Coming into a context like this, with large volumes of infrastructural funding is a masterstroke. Countries – including those in Southasia – desperately looking for infrastructural finance want to be in the game. Others that have seen capacities for producing equipment and raw materials for infrastructure lying unutilised don’t want to be outsiders. So ‘political’ objections to the AIIB, influenced by a US that can offer little in return for support, have been quickly dropped.

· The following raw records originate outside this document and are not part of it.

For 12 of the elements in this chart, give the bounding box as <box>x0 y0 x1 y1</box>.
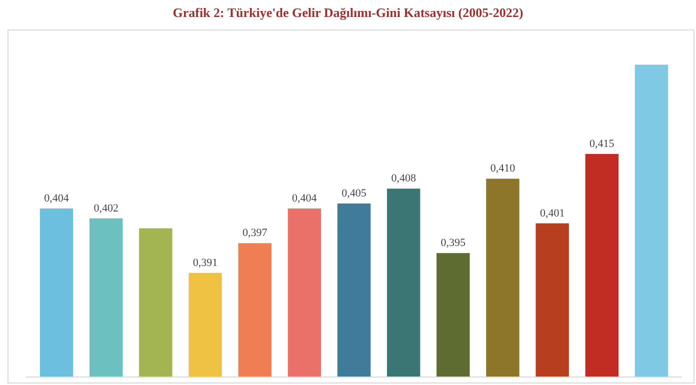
chart-title: Grafik 2: Türkiye'de Gelir Dağılımı-Gini Katsayısı (2005-2022) <box>172 5 524 20</box>
data-label: 0,404 <box>44 192 70 204</box>
data-label: 0,410 <box>490 162 516 175</box>
data-label: 0,402 <box>94 202 118 214</box>
data-label: 0,415 <box>590 138 615 150</box>
data-label: 0,397 <box>242 227 268 240</box>
data-label: 0,405 <box>342 188 367 200</box>
data-label: 0,401 <box>540 207 565 220</box>
data-label: 0,404 <box>292 192 318 204</box>
data-label: 0,391 <box>192 256 218 269</box>
data-label: 0,408 <box>391 172 416 185</box>
data-label: 0,395 <box>440 237 466 250</box>
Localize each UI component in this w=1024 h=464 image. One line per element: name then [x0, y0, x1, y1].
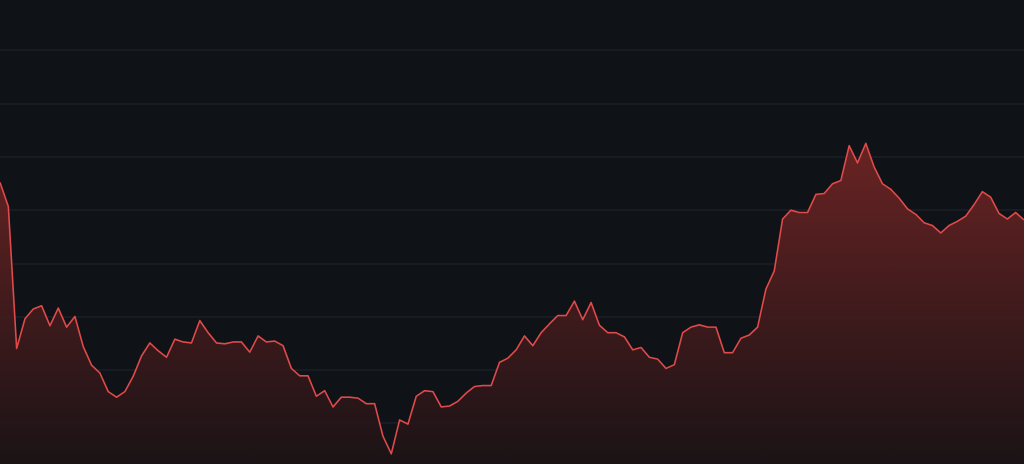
area-fill [0, 143, 1024, 464]
series-line [0, 142, 1024, 455]
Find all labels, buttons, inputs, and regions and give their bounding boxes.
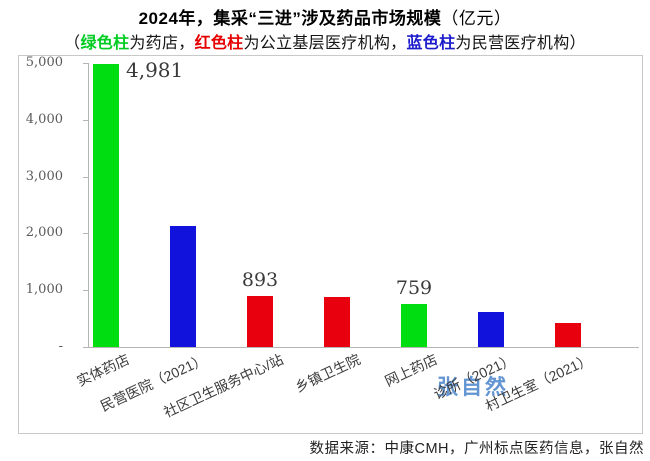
x-axis-label-4: 网上药店 [382, 351, 440, 390]
subtitle-segment-4: 蓝色柱 [406, 35, 456, 52]
subtitle-segment-0: 绿色柱 [80, 35, 130, 52]
bar-2-社区卫生服务中心/站 [247, 296, 273, 347]
y-axis-label-4: 1,000 [25, 282, 63, 298]
watermark-text: 张自然 [437, 376, 509, 399]
chart-subtitle: （绿色柱为药店，红色柱为公立基层医疗机构，蓝色柱为民营医疗机构） [0, 29, 650, 53]
y-axis-label-0: 5,000 [25, 55, 63, 70]
y-axis-tick-5 [83, 347, 88, 348]
bar-5-诊所（2021） [478, 311, 504, 347]
plot-area: 张自然 5,000 4,000 3,000 2,000 1,000 - 4,981 893 75… [18, 55, 643, 434]
subtitle-close-paren: ） [569, 35, 586, 52]
chart-title-text: 2024年，集采“三进”涉及药品市场规模 [138, 9, 442, 28]
chart-title-unit: （亿元） [441, 9, 512, 28]
y-axis-label-2: 3,000 [25, 168, 63, 184]
x-axis-label-0: 实体药店 [74, 351, 132, 390]
y-axis-label-5: - [58, 339, 63, 354]
subtitle-open-paren: （ [64, 35, 81, 52]
x-axis-label-3: 乡镇卫生院 [292, 351, 363, 396]
bar-0-实体药店 [93, 64, 119, 347]
bar-3-乡镇卫生院 [324, 297, 350, 347]
y-axis-line [88, 63, 89, 347]
bar-4-网上药店 [401, 303, 427, 347]
y-axis-tick-4 [83, 290, 88, 292]
data-label-2: 893 [241, 269, 279, 292]
y-axis-tick-1 [83, 119, 88, 121]
subtitle-segment-3: 为公立基层医疗机构， [243, 35, 407, 52]
subtitle-segment-1: 为药店， [129, 35, 195, 52]
y-axis-tick-2 [83, 176, 88, 178]
y-axis-label-3: 2,000 [25, 225, 63, 241]
subtitle-segment-5: 为民营医疗机构 [455, 35, 570, 52]
data-label-0: 4,981 [126, 58, 184, 83]
data-label-4: 759 [395, 276, 433, 299]
y-axis-label-1: 4,000 [25, 111, 63, 127]
y-axis-tick-0 [83, 63, 88, 64]
x-axis-line [88, 347, 639, 348]
source-note: 数据来源：中康CMH，广州标点医药信息，张自然 [309, 441, 644, 457]
chart-title: 2024年，集采“三进”涉及药品市场规模（亿元） [0, 4, 650, 29]
subtitle-segment-2: 红色柱 [194, 35, 244, 52]
y-axis-tick-3 [83, 233, 88, 235]
subtitle-segments: 绿色柱为药店，红色柱为公立基层医疗机构，蓝色柱为民营医疗机构 [80, 35, 569, 52]
bar-6-村卫生室（2021） [555, 323, 581, 347]
bar-1-民营医院（2021） [170, 226, 196, 347]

Meanwhile, seeing the BRICS, and China in particular, “exploiting” the development and infrastructure financing platform for a foray in economic diplomacy, the G20 countries as a group are looking to play a role. At their meeting in Brisbane in September 2014, the group decided to launch a Global Infrastructure Initiative centred on a Global Infrastructure Hub in Sydney that will share information and match investors with needed projects. This is merely an attempt to strengthen the existing multilateral development finance network with a dose of coordination. Not surprisingly the leading MDBs – the African Development Bank, Asian Development Bank, the European Bank for Reconstruction and Development, the European Investment Bank, the Inter-American Development Bank, the Islamic Development Bank, the World Bank and the IMF – issued a statement which said: “We stand ready to bring our experiences and skills to the G20’s work on infrastructure and to support a proposed new global infrastructure hub.”
Besides, the World Bank has decided to step up its presence in the infrastructure area by presenting itself as a body that can coordinate investments in developing countries in infrastructure. Since governments are not in a position to provide for such money either directly, through the World Bank or through the new Southern institutions being created, the Bank has set up a Global Infrastructure Facility, which it defines as “a global open platform that will facilitate the preparation and structuring of complex infrastructure PPPs to mobilise private sector and institutional investor capital.” This may be difficult, however, for an institution that has thus far delivered a maximum of USD 24 billion a year (in 2014) for the purpose.
However, all of this competition bodes well for the global economy in dark times. International rivalries seem to be triggering expenditures and financing forays that can increase demand and spur growth – a process that could not be put in place by a globally agreed and coordinated Keynesian thrust. Developing countries, including those in the SAARC region, would gain not just from more availability of crucial infrastructure, but also from the buoyancy that such spending generates.
~ C P Chandrasekhar is a Professor at the Centre for Economic Studies and Planning, Jawaharlal Nehru University, New Delhi, India. He is the co-author of Crisis as Conquest: Learning from East Asia and The Market that Failed: Neo-Liberal Economic Reforms in India. He is a regular columnist for Frontline, and BusinessLine.